CERCAS JAVIER (1962- )
Javier Cercas est né à Ibahernando (province de Cáceres, en Estrémadure), en 1962. Dès sa plus jeune enfance, il abandonne cette région pour la Catalogne qui deviendra pour lui une terre d’adoption. Après des études à l’Université autonome de Barcelone (Universitat Autònoma de Barcelona) et l’obtention d’un doctorat en philologie espagnole, il enseigne pendant deux ans à l’université de l’Illinois aux États-Unis, avant de devenir professeur de littérature espagnole à l’université de Gérone. À la fois romancier, essayiste, chroniqueur et traducteur, Javier Cercas aime à convoquer des fragments de l’histoire, notamment celle de la guerre civile espagnole ou de la transition démocratique qui suit la mort de Franco. Il ne choisit pas une démarche d’historien, mais cherche à cerner au plus près les méandres de l’âme humaine. Ici, la relecture du passé tente d’élucider le présent.

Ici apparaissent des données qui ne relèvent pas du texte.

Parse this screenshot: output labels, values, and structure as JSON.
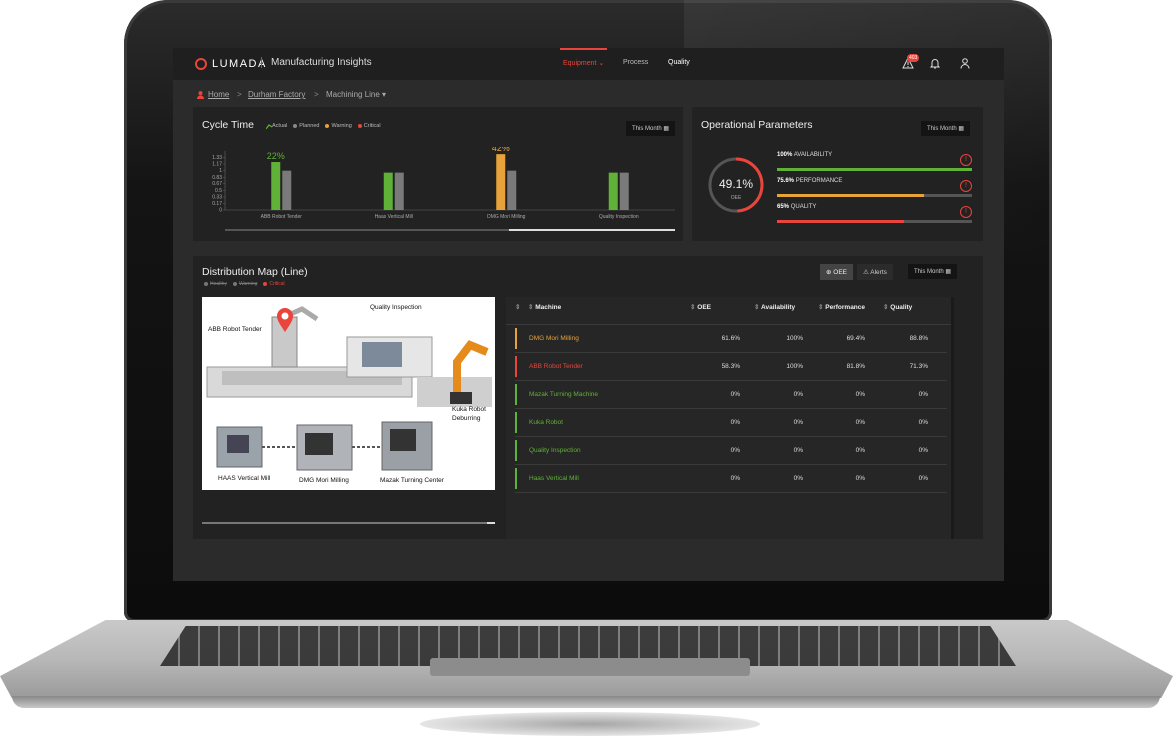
{
  "header": {
    "logo": "LUMADA",
    "app_title": "Manufacturing Insights",
    "nav": [
      {
        "label": "Equipment ⌄",
        "active": true
      },
      {
        "label": "Process",
        "active": false
      },
      {
        "label": "Quality",
        "active": false
      }
    ],
    "alert_count": "403"
  },
  "breadcrumb": {
    "home": "Home",
    "factory": "Durham Factory",
    "line": "Machining Line ▾"
  },
  "cycle_time": {
    "title": "Cycle Time",
    "period_button": "This Month",
    "legend": [
      {
        "label": "Actual",
        "color": "#5fb137"
      },
      {
        "label": "Planned",
        "color": "#8a8a8a"
      },
      {
        "label": "Warning",
        "color": "#e8a23a"
      },
      {
        "label": "Critical",
        "color": "#e9453c"
      }
    ]
  },
  "chart_data": {
    "type": "bar",
    "categories": [
      "ABB Robot Tender",
      "Haas Vertical Mill",
      "DMG Mori Milling",
      "Quality Inspection"
    ],
    "series": [
      {
        "name": "Actual",
        "values": [
          1.22,
          0.95,
          1.42,
          0.95
        ]
      },
      {
        "name": "Planned",
        "values": [
          1.0,
          0.95,
          1.0,
          0.95
        ]
      }
    ],
    "bar_colors": [
      "#5fb137",
      "#5fb137",
      "#e8a23a",
      "#5fb137"
    ],
    "data_labels": [
      "22%",
      "",
      "42%",
      ""
    ],
    "yticks": [
      "0",
      "0.17",
      "0.33",
      "0.5",
      "0.67",
      "0.83",
      "1",
      "1.17",
      "1.33"
    ],
    "ylim": [
      0,
      1.5
    ]
  },
  "operational": {
    "title": "Operational Parameters",
    "period_button": "This Month",
    "oee_value": "49.1%",
    "oee_label": "OEE",
    "oee_fraction": 0.491,
    "metrics": [
      {
        "pct": "100%",
        "label": "AVAILABILITY",
        "fraction": 1.0,
        "color": "#5fb137"
      },
      {
        "pct": "75.6%",
        "label": "PERFORMANCE",
        "fraction": 0.756,
        "color": "#e8a23a"
      },
      {
        "pct": "65%",
        "label": "QUALITY",
        "fraction": 0.65,
        "color": "#e9453c"
      }
    ]
  },
  "distribution": {
    "title": "Distribution Map (Line)",
    "legend": [
      "Healthy",
      "Warning",
      "Critical"
    ],
    "oee_button": "OEE",
    "alerts_button": "Alerts",
    "period_button": "This Month",
    "map_labels": {
      "abb": "ABB Robot Tender",
      "quality": "Quality Inspection",
      "kuka": "Kuka Robot Deburring",
      "haas": "HAAS Vertical Mill",
      "dmg": "DMG Mori Milling",
      "mazak": "Mazak Turning Center"
    }
  },
  "table": {
    "columns": [
      "Machine",
      "OEE",
      "Availability",
      "Performance",
      "Quality"
    ],
    "rows": [
      {
        "machine": "DMG Mori Milling",
        "color": "#e8a23a",
        "oee": "61.6%",
        "availability": "100%",
        "performance": "69.4%",
        "quality": "88.8%"
      },
      {
        "machine": "ABB Robot Tender",
        "color": "#e9453c",
        "oee": "58.3%",
        "availability": "100%",
        "performance": "81.8%",
        "quality": "71.3%"
      },
      {
        "machine": "Mazak Turning Machine",
        "color": "#5fb137",
        "oee": "0%",
        "availability": "0%",
        "performance": "0%",
        "quality": "0%"
      },
      {
        "machine": "Kuka Robot",
        "color": "#5fb137",
        "oee": "0%",
        "availability": "0%",
        "performance": "0%",
        "quality": "0%"
      },
      {
        "machine": "Quality Inspection",
        "color": "#5fb137",
        "oee": "0%",
        "availability": "0%",
        "performance": "0%",
        "quality": "0%"
      },
      {
        "machine": "Haas Vertical Mill",
        "color": "#5fb137",
        "oee": "0%",
        "availability": "0%",
        "performance": "0%",
        "quality": "0%"
      }
    ]
  }
}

En 1987, Javier Cercas publie sa première œuvre, El móvil, composée initialement de cinq textes, dont un seul sera réédité en 2003 : il s’agit du récit éponyme « El móvil ». Exploitant le procédé de la « mise en abyme » Javier Cercas y met en scène la figure de l’écrivain Álvaro. À son tour, celui-ci devient l’auteur d’un texte sur un écrivain ; des liens se tissent entre le premier niveau de la fiction et le second, jusqu’à se confondre et s’entremêler autour de l’histoire d’un crime. L’acte d’écriture, qui se mue en objet d’étude sous la plume de Cercas, est sans cesse remis en question et finement analysé en même temps qu’il donne naissance à l’intrigue et aux personnages.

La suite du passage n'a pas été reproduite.